Common stylesheets are referenced in index.html, whereas page-specific styles for content loaded into the main section are included with the HTML code of each page. This means that <style> tags can be dynamically added or removed at any time, with an immediate impact on the application. However, this is not the case for <script> tags. For these, I had to develop JavaScript functions to manage script loading and unloading. I created loadScript and unloadScript functions to append or remove script elements by assigning and using a unique ID to identify them.

3° Challenge: Encryption and Decryption

There are various algorithms for encrypting and decrypting strings, but not all are suitable for every use case. For instance, SHA, being a one-way function, cannot be used for password encryption. However, it can be utilized to generate a unique hash from a string, which is useful for authentication purposes.

In this project, we aim to provide two encryption options: the first relates to the file that actually contains the data, and the second concerns the method used for decrypting passwords.

The algorithms chosen for encrypting and decrypting individual credentials must be bidirectional, meaning they should work in both directions, while the algorithm for encrypting the file can be one-way.

It's challenging to be consistent with the encryption of strings and files. Encrypting the file might not be necessary since the file containing the data is just a JSON with values encrypted based on the algorithm chosen by the user when entering the value.

Overview

Safe and Sound Password Manager is designed to help users securely store, manage, and retrieve their passwords with ease. The key features include:

• Password Encryption: Protect your passwords using different methods:

  • Passcode: A numeric or alphanumeric code.
  • Password: A traditional password-based encryption.
  • Image: Use an image as part of your encryption key, adding an extra layer of complexity to your security.

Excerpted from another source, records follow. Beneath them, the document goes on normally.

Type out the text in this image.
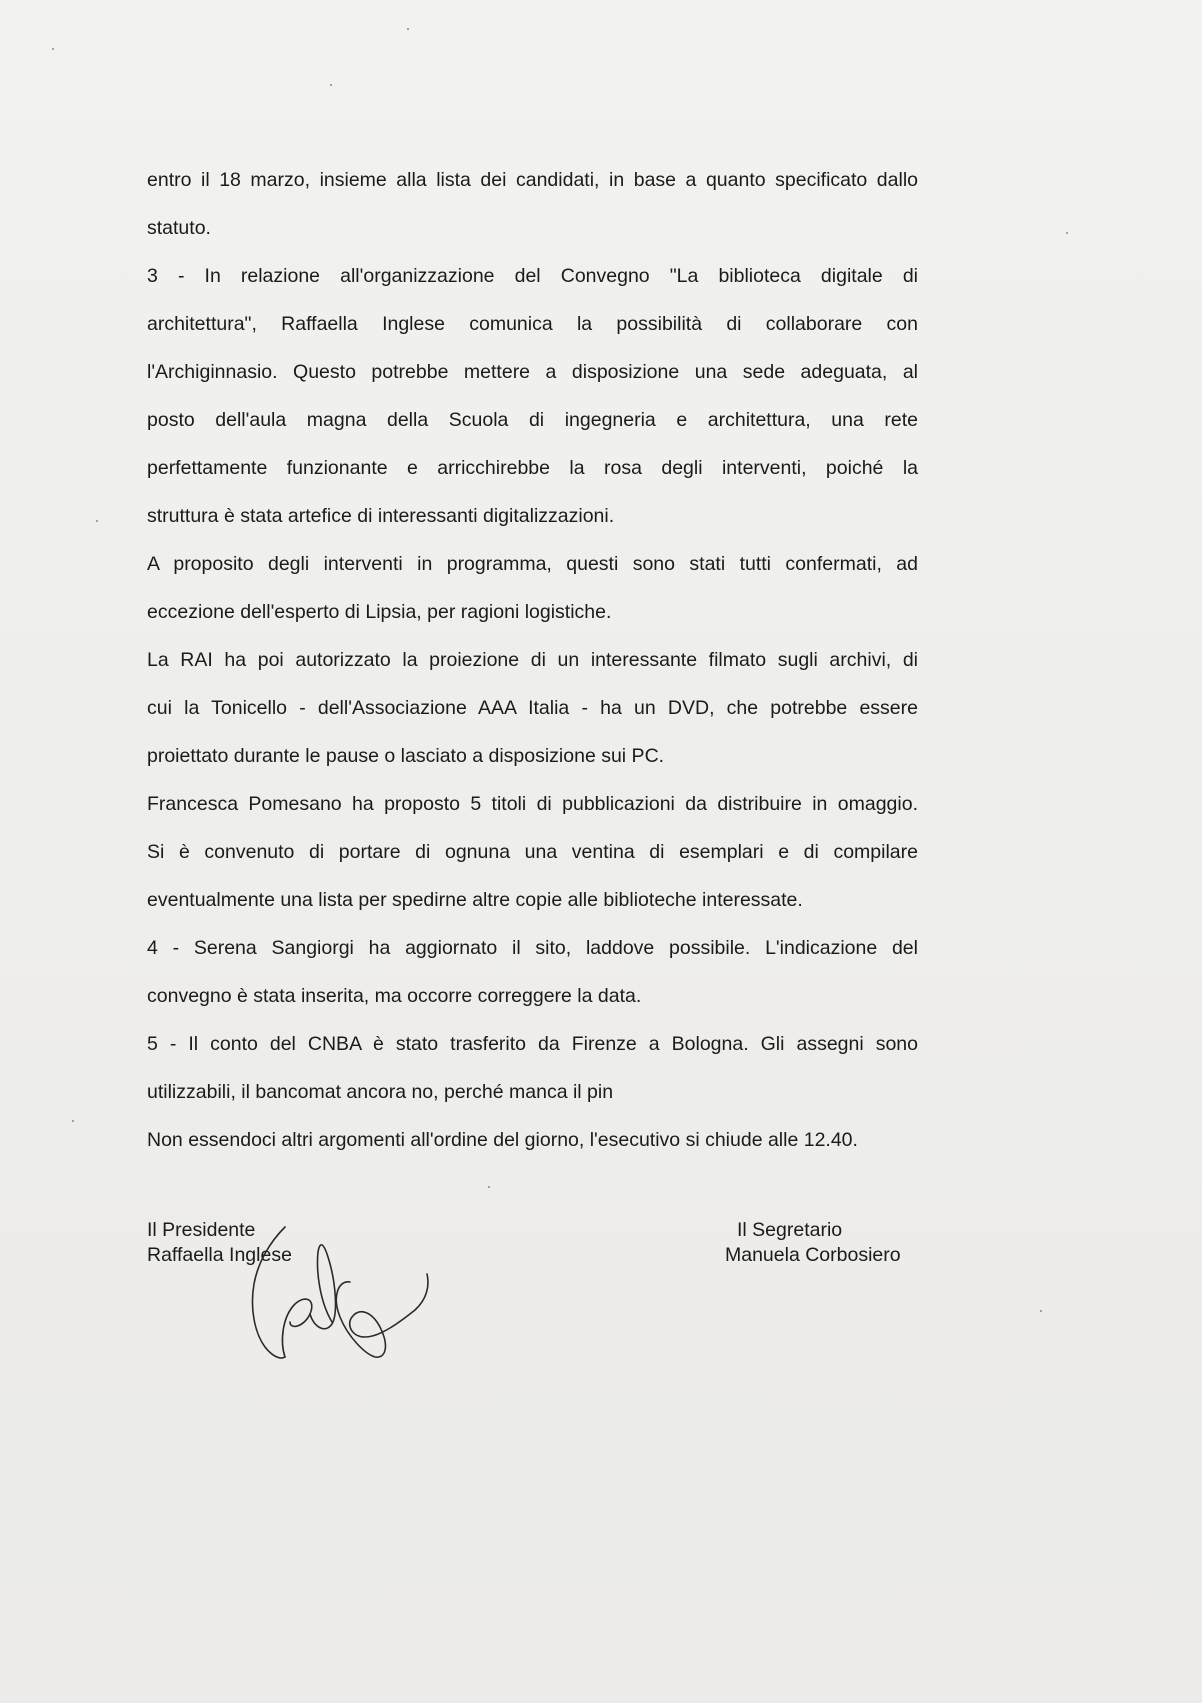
entro il 18 marzo, insieme alla lista dei candidati, in base a quanto specificato dallo

statuto.

3 - In relazione all'organizzazione del Convegno "La biblioteca digitale di

architettura", Raffaella Inglese comunica la possibilità di collaborare con

l'Archiginnasio. Questo potrebbe mettere a disposizione una sede adeguata, al

posto dell'aula magna della Scuola di ingegneria e architettura, una rete

perfettamente funzionante e arricchirebbe la rosa degli interventi, poiché la

struttura è stata artefice di interessanti digitalizzazioni.

A proposito degli interventi in programma, questi sono stati tutti confermati, ad

eccezione dell'esperto di Lipsia, per ragioni logistiche.

La RAI ha poi autorizzato la proiezione di un interessante filmato sugli archivi, di

cui la Tonicello - dell'Associazione AAA Italia - ha un DVD, che potrebbe essere

proiettato durante le pause o lasciato a disposizione sui PC.

Francesca Pomesano ha proposto 5 titoli di pubblicazioni da distribuire in omaggio.

Si è convenuto di portare di ognuna una ventina di esemplari e di compilare

eventualmente una lista per spedirne altre copie alle biblioteche interessate.

4 - Serena Sangiorgi ha aggiornato il sito, laddove possibile. L'indicazione del

convegno è stata inserita, ma occorre correggere la data.

5 - Il conto del CNBA è stato trasferito da Firenze a Bologna. Gli assegni sono

utilizzabili, il bancomat ancora no, perché manca il pin

Non essendoci altri argomenti all'ordine del giorno, l'esecutivo si chiude alle 12.40.

Il Presidente
Raffaella Inglese
Il Segretario
Manuela Corbosiero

• User Interface: Built with Eel, combining Python backend with HTML/CSS/JavaScript frontend for a smooth desktop application experience.

• Cross-platform Compatibility: Designed to run on Windows, macOS, and Linux.

Installation

To get started with Safe and Sound Password Manager, follow these steps:

1. Clone the Repository: git clone https://github.com/doktorsas/SafeAndSound.git

2. Install Dependencies:

   • Ensure Python 3.x is installed on your system.
   • Install Eel and other required libraries

3. Run the Application:

   python __main__.py
   

Usage

• Add Passwords: Store passwords with associated websites or applications.
• Search and Retrieve: Easily find and retrieve your passwords with a search function.
• Encryption Method Selection: Choose how you want to encrypt your data - via passcode, password, or image.

Security Considerations

• Encryption: All passwords are encrypted using strong cryptographic algorithms. The choice of encryption key (passcode, password, or image) influences the security strength.
• Image Encryption: If using image encryption, ensure the image is complex enough to resist brute-force attacks, and keep in mind that image file integrity is crucial.
• Local Storage: Passwords are stored locally to prevent cloud vulnerabilities. Ensure your device is secure.